The compliance record gives the critics ammunition. Remuneration-disclosure breaches reported to the Insurance Brokers Code Compliance Committee (IBCCC) rose from 42 in 2023 to 334 in 2024, and the committee's 2025 Annual Data Report documented 5,417 code breaches affecting 14,842 clients. The regulatory temperature is also rising: ASIC's 2026 enforcement priorities, announced in November 2025, name insurance complaints and claims handling as a new focus area, with the regulator having doubled its new investigations and nearly doubled new court proceedings over the past 12 months.

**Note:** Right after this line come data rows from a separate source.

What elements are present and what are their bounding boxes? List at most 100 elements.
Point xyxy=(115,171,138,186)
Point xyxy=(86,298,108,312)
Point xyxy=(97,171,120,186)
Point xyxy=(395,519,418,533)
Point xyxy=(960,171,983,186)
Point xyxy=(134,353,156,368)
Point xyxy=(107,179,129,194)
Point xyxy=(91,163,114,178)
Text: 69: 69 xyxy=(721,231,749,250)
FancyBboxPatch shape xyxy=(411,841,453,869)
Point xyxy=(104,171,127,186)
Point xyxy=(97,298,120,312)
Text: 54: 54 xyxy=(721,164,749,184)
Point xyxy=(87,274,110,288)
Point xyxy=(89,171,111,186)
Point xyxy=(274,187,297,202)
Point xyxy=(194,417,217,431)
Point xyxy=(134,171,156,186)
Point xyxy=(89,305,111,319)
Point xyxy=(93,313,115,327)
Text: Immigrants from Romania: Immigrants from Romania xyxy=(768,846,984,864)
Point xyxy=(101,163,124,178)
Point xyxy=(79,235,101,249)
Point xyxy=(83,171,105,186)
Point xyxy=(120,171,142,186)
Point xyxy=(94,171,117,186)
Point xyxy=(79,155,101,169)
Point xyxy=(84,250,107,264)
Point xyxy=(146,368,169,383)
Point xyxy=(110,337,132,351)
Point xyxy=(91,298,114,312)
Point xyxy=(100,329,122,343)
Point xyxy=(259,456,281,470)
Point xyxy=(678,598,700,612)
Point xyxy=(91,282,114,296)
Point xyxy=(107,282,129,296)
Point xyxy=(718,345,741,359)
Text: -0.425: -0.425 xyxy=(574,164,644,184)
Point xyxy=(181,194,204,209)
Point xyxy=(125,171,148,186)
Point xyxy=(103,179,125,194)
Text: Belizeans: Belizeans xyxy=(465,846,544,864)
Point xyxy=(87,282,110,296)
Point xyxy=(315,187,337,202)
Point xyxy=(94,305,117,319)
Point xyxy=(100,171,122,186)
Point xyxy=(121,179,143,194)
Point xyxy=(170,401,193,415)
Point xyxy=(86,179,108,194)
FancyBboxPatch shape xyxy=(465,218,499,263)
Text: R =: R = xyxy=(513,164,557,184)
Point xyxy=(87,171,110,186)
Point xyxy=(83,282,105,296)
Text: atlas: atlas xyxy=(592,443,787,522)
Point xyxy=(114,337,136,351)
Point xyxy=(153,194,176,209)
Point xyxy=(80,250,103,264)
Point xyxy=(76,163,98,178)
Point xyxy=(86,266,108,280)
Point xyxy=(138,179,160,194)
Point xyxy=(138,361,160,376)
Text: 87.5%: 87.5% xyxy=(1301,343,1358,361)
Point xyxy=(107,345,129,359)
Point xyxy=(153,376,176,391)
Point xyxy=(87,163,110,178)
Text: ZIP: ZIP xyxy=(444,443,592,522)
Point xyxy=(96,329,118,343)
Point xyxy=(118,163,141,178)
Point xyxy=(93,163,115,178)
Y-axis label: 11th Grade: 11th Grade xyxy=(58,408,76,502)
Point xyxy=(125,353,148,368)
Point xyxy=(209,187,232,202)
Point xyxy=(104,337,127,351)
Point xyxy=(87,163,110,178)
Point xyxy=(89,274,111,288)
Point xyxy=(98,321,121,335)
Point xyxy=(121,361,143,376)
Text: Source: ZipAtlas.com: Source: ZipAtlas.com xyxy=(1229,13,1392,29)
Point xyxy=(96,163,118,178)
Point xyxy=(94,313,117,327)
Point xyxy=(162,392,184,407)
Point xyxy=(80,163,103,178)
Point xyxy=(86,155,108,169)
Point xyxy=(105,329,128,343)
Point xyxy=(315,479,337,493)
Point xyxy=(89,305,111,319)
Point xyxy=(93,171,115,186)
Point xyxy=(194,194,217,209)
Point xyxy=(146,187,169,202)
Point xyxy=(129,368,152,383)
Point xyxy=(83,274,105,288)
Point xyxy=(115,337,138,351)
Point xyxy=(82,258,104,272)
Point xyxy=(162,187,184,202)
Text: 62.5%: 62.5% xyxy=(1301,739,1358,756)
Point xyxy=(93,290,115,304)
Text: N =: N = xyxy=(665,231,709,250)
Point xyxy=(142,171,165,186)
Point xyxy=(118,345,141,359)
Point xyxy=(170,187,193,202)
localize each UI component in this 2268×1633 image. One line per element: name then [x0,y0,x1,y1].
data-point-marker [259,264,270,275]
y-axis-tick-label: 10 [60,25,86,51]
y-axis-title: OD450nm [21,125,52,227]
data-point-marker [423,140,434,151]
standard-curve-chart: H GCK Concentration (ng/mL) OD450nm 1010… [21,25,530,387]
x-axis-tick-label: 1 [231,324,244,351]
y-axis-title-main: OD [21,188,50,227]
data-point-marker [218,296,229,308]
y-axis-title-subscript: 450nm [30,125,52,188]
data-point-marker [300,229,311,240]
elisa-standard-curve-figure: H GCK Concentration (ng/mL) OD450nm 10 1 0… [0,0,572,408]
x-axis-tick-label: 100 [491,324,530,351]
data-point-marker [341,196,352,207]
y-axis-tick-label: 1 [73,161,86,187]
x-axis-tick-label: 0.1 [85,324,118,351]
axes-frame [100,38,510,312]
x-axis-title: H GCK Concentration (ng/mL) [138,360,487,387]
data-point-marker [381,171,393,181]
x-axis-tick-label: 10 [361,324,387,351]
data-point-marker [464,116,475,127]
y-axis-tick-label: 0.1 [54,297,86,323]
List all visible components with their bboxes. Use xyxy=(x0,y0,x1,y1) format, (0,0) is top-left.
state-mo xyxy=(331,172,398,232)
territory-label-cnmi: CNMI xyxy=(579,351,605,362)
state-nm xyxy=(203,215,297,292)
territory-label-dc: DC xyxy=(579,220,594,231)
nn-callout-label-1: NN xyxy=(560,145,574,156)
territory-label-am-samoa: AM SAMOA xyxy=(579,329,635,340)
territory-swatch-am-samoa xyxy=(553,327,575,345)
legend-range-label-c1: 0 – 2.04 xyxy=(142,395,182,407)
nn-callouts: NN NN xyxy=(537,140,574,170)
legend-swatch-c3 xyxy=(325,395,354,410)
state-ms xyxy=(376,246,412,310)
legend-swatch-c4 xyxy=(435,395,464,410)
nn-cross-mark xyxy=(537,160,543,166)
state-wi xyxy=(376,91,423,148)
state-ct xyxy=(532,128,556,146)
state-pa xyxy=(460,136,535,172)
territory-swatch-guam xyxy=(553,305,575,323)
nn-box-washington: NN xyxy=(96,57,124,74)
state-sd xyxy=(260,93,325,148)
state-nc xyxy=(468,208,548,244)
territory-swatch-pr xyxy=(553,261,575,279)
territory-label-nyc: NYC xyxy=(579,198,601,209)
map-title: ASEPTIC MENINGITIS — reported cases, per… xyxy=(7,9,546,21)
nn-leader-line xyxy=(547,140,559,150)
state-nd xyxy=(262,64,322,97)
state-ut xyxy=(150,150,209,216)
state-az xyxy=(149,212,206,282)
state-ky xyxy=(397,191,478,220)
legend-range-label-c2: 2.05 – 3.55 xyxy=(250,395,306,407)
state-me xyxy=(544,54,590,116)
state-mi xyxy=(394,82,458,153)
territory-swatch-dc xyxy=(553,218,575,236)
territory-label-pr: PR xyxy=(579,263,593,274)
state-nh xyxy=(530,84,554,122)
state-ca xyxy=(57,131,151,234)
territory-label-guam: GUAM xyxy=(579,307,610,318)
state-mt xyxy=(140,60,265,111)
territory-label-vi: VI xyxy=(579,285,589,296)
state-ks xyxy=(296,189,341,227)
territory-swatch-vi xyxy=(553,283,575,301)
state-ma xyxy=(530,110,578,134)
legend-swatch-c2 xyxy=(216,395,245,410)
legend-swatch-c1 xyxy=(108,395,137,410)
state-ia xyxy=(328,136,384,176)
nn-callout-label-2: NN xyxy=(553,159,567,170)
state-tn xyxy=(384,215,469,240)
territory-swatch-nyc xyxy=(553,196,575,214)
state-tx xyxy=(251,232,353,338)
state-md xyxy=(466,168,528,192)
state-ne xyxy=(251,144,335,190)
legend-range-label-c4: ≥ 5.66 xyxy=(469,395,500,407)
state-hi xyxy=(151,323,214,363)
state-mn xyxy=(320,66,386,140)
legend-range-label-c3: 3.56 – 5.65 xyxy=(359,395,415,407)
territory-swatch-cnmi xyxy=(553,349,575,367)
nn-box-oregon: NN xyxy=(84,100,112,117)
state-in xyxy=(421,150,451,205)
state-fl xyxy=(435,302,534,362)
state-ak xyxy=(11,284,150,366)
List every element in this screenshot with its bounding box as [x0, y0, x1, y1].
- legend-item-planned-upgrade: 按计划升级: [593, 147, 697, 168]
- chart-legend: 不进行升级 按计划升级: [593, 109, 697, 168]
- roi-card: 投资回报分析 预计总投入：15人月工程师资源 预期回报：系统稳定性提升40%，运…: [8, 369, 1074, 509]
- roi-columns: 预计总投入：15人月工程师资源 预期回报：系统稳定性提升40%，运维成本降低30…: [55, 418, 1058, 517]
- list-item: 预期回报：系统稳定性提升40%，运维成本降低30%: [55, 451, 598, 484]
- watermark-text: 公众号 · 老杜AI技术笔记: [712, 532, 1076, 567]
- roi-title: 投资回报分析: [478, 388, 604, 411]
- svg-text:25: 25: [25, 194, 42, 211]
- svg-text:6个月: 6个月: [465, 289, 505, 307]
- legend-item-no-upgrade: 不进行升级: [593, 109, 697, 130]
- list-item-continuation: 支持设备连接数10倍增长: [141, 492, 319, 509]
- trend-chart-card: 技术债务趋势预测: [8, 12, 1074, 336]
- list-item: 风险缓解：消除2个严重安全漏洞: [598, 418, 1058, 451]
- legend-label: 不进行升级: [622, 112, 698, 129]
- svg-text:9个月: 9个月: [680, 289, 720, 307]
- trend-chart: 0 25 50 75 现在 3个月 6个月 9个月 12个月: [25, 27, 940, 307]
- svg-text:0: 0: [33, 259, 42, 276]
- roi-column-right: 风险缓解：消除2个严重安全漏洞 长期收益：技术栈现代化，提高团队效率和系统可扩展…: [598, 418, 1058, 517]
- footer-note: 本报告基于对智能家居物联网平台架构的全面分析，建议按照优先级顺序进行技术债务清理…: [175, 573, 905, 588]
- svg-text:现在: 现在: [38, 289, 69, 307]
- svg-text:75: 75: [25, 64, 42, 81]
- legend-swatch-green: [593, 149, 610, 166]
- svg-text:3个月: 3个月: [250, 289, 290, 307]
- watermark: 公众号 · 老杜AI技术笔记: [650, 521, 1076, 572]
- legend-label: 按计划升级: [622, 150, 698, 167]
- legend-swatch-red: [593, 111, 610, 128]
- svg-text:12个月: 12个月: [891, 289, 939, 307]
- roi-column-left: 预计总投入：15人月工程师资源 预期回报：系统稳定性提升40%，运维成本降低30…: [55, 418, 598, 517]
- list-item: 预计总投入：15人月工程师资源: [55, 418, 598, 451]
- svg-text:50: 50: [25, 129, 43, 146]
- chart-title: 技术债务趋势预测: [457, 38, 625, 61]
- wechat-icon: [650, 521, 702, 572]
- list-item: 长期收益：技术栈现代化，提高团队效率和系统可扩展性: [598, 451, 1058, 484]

NIBA's stance also contrasts with the adjacent insurer market, where the Insurance Council of Australia's rewritten General Insurance Code of Practice will be contractually enforceable, giving consumers direct legal rights.

How NIBA is defending the broker code

NIBA has defended its draft, which expands remuneration disclosure across all strata insurance and delivers eight client-facing enhancements including dollar-figure disclosure at invoice stage and a 28-day pre-renewal contact commitment.

"Codes are fundamentally about trust, and trust is built by being transparent with clients, treating them fairly, and pushing the profession to keep improving," Klipin said. The draft reflects NIBA's January 2026 decision to back six review recommendations while rejecting or reworking eight, including contractual enforceability. NIBA cited its consumer research finding 84% of clients trust their broker to act in their best interests and noted broker matters were 0.8 per cent of Australian Financial Complaints Authority (AFCA) complaints in 2024-25.

The NSW Productivity and Equality Commission's February 2026 Strata Commissions Review found moving strata managers to fee-for-service could generate more than $333 million in net benefits over 15 years but noted state governments cannot regulate broker commissions, which sit under Commonwealth law. That leaves broker remuneration governed only by federal statute and a voluntary code that consumer groups have now publicly abandoned as an avenue for change.

The consultation closes August 7, 2026.